Now every malware program works over SSL/TLS port 443 and uses industry-accepted, military-approved AES encryption. Most companies have a hard time seeing into port 443 traffic, and most don’t even try. Companies are increasingly using firewalls and other network security devices to see into 443 traffic by replacing the intruder’s 443 digital certificate with their own. But when the data in the 443 stream is further encrypted by AES, it does forensic investigators no good. It’s impenetrable gobbledygook.
Malware writers use of standard encryption is so good that even the FBI is telling ransomware victims to simply pay up. In fact if you find a malware program running on any port but 443 and not using AES encryption to cover its tracks, it’s probably by a script kiddie. Alternately, it’s been in your environment for a long time, and you only now discovered it.
Your attacker covers their tracks
Until the past few years, most companies never bothered to enable their log files, or if they did, they didn’t collect them and alert on suspicious events. But times have changed and now IT defenders would be considered negligent if they didn’t enable and check logs on a routine basis.
The bad guys have responded by using techniques, such as command-line and scripting commands, that are less likely to be picked up by event logging tools, or they simply delete the logs when they are finished. Some of the more sophisticated attackers use rootkit programs, which maliciously modify the operating system to skip any instance of their malicious tools being executed.
Your attacker has been in your environment for years
The average time a professional criminal organization has been in the victim’s company before being noticed is usually measured in months to years. I frequently work with companies that have multiple professional gangs in their company, and some have been inside for as long as eight years.
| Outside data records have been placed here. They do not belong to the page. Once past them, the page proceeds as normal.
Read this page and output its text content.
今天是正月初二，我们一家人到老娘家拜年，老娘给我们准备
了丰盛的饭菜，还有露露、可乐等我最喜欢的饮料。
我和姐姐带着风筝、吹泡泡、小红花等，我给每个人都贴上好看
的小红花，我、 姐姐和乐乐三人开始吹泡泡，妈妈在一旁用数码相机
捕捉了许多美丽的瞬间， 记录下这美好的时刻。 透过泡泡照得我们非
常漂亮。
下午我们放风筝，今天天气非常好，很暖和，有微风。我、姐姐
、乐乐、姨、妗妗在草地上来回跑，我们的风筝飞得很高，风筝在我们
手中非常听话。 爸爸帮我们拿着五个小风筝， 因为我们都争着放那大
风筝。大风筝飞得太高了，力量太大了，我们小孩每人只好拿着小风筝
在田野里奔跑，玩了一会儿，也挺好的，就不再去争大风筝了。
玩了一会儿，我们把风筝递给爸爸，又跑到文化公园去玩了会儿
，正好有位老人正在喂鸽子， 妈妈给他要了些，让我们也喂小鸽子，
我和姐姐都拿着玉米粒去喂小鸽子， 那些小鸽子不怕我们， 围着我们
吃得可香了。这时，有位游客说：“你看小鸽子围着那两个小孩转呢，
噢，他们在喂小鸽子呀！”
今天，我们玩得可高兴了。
The very respected Verizon Data Breach Investigations Report frequently reports that most internal breaches are noticed by external parties. In most cases that’s because the external party was also compromised for years, and during its forensics investigation it noticed that its data or attackers were coming or going to another company as a staging point.
I’ve consulted at a few customers where the bad guy has been in the company for so long that the malware they were placing was part of the company’s gold image -- that is, every new computer included malicious software. I’ve seen Trojans and malware programs that were allowed to spread for years because the IT staff assumed it was a necessary software component placed by some other group within the same organization. Hackers love these sorts of assumptions.